Sunday, 4 October 2015

Tropical Ile St. Marie

There is no doubt now that we are in Africa .... though please don't tell the locals that !  They are proudly Madagascan, proud also of their cultural heritage, which is a mix of Borneo (Austronesian) peoples and Bantu immigrants from Africa.  Add a little blood from European slavers, pirates and Arab traders and you arrive at today's "Malagasy" people.  Here on Ile St. Marie the pirates contribution is perhaps more substantial....

Outside the towns people are mainly subsistence farmers, except where they find work in tourism.  A young restaurant waitress might earn $1.50 per day here - good money by national standards.  Most families have livestock and vegetable gardens, we saw chickens, ducks, geese, goats, sheep and many Zebu cattle.

Touring the island by motorcycle, we found a very young population - half of them seemed under 25 years.  Children are everywhere, rolling old bicycle wheels along the roads or doing the serious job of collecting water from community wells.
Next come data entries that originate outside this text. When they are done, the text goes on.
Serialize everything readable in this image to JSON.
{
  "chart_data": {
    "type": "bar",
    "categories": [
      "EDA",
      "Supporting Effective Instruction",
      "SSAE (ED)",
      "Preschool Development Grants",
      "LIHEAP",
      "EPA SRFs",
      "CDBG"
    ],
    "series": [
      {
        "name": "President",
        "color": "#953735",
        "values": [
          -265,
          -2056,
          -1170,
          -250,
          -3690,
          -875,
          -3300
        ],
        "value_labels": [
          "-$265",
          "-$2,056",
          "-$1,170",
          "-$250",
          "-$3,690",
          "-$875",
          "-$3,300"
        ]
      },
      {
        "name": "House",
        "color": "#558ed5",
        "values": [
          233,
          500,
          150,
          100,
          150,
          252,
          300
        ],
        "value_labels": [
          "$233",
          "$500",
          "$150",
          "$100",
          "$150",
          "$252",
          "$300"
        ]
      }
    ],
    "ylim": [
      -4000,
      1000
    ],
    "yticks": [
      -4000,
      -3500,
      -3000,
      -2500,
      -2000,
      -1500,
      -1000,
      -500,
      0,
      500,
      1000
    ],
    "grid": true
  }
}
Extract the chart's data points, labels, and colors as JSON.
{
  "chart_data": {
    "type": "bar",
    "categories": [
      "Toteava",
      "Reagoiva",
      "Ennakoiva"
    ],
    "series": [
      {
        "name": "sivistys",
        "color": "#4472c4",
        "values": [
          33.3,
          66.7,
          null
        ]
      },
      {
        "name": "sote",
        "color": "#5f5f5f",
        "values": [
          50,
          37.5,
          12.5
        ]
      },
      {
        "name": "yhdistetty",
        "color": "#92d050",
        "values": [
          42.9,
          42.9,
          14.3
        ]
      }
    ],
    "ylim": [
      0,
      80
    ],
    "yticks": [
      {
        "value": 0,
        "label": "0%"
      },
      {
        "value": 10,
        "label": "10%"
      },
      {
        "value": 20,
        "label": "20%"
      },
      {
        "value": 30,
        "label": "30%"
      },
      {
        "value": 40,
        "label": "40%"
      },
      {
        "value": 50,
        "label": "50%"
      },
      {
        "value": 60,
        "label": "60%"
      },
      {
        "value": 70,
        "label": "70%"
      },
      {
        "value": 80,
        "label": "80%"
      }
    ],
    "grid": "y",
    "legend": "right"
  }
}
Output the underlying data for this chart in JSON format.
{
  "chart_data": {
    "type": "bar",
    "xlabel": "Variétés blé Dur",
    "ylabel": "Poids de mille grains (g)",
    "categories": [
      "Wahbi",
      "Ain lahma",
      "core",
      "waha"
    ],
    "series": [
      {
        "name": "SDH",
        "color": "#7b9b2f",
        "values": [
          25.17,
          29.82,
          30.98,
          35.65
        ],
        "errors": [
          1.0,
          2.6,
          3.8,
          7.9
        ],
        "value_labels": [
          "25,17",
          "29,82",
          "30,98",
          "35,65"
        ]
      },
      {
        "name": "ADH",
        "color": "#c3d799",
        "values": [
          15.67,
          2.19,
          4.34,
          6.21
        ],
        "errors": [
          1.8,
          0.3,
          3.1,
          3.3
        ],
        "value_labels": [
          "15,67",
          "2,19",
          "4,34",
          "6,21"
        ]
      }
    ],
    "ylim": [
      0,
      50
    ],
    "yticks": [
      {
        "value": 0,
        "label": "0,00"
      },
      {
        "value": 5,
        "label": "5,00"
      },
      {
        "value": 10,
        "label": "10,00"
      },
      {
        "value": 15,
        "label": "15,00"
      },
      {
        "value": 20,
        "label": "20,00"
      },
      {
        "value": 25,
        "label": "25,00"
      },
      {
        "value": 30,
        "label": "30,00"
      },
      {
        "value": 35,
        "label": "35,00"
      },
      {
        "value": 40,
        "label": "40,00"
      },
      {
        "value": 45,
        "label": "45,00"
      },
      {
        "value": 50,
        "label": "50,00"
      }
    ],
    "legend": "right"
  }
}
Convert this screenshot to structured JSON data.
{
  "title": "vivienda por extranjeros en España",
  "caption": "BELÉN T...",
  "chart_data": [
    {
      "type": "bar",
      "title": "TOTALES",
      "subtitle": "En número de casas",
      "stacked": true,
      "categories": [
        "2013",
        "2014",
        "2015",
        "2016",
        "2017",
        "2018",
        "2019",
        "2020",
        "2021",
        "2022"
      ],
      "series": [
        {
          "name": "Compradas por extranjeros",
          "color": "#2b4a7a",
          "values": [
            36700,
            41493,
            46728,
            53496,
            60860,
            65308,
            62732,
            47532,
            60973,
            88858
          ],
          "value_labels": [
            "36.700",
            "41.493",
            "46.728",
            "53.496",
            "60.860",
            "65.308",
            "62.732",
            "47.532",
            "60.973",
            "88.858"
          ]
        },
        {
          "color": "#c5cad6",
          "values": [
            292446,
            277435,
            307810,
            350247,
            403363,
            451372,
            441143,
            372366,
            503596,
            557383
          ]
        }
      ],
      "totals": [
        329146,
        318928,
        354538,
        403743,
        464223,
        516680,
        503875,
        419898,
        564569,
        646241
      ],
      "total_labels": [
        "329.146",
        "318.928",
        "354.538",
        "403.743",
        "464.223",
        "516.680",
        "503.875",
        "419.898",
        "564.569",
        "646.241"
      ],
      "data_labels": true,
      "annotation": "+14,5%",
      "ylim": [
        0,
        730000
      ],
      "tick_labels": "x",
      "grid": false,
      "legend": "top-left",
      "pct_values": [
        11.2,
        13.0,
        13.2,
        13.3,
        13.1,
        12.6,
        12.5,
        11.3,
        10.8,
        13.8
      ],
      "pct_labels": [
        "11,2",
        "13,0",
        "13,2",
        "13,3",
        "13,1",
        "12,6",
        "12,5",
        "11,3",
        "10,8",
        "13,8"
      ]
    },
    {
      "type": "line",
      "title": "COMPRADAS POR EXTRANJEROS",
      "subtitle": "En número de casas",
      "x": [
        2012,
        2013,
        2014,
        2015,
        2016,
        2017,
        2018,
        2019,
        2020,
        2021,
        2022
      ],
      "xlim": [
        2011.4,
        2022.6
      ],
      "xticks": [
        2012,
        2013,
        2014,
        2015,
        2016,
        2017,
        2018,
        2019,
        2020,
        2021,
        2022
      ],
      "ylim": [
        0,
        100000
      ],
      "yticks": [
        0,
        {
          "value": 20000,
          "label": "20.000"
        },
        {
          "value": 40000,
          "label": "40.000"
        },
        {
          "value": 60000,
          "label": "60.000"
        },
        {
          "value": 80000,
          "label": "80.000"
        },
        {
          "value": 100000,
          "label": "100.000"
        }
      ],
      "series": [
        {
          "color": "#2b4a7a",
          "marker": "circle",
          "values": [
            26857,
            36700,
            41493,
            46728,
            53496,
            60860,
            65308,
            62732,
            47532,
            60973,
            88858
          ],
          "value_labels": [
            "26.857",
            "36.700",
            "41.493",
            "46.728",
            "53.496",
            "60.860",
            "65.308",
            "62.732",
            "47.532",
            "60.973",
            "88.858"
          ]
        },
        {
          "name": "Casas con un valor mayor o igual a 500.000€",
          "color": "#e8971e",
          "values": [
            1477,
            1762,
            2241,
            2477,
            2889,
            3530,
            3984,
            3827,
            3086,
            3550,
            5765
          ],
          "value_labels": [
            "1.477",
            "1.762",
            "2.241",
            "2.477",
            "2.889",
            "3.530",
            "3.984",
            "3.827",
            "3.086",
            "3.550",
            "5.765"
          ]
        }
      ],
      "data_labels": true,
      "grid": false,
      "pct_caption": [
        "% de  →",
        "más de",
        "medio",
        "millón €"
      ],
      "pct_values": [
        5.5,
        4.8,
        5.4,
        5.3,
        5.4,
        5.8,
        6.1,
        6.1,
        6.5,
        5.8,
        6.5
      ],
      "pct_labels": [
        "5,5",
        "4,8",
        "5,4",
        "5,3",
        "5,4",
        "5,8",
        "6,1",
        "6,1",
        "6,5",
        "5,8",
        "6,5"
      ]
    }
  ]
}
We met Sylvio, a local school teacher, who while still studying at University on the main island, spends his vacation time here in Ambidofotatra teaching English and sport.  Sylvio took us to his home - a spotless but basic shack not far out of town.  He (and his students) were very keen to practice their English language skills.  This proved challenging when mixing with the cruising sailors - Aussie accents were mixed in with Irish, American and German / French versions of the language.  

Visiting a local cemetery reveals another fact about local life - many children do not make it to adulthood.  Children's graves are everywhere.  While access to health care is improving, and the Government spends almost 15% of its budget on health, the standard of care and access for the wider community is still quite low.

Coiffure Anyone?
For tourists and travelers, if you need serious medical treatment the rule is to fly out to to South Africa.  One sailing friend received a very deep laceration on his lower leg, and was immediately repatriated to Johannesburg.  Of course repatriation can take time - flights and ferries are often cancelled, and the road system is (at best) dreadful - it can take days to cover just a few hundred kilometers.
Phone Doctor

Another boat crew member flew in from South Africa, but found the local connecting flights were cancelled - it took four days for them to connect with the yacht via rented taxis and small ferries.

In the towns and villages the standards of living and construction are on the improve, development is happening and we are optimistic about the future for this beautiful place.

The lifestyle is certainly relaxed - everything shuts down at noon and many stores and banks don't reopen until 3:00pm.  Curiously, even the ATM machines need a long three hour snooze at midday.

Tourism is making a positive contribution - the people are happy and well sustained.  More than half the population is Christian, with the balance following traditional animist or Islamic cultures.

We re-fueled Crystal Blues using our jerry cans and a hand trolley.  Standing in a crush of people at the gas station was a funny experience - people jostling for position, but in a good natured way, always with a smile.  Most were happy to recognise us as visitors and showed unusual courtesy.  I actually think they take pity on us as we don't speak French or Malagasy.  Of course you couldn't get diesel (or gasoline) every day - the pumps frequently ran dry, and the in-ground tanks were refilled manually from 44gallon drums barged across from the mainland.

From here we will move north up the coast of Madagascar and then around the northern cape to the sheltered west coast.  There are many other cruising boats on this same route, and we expect to meet with several friends when we arrive on the other side.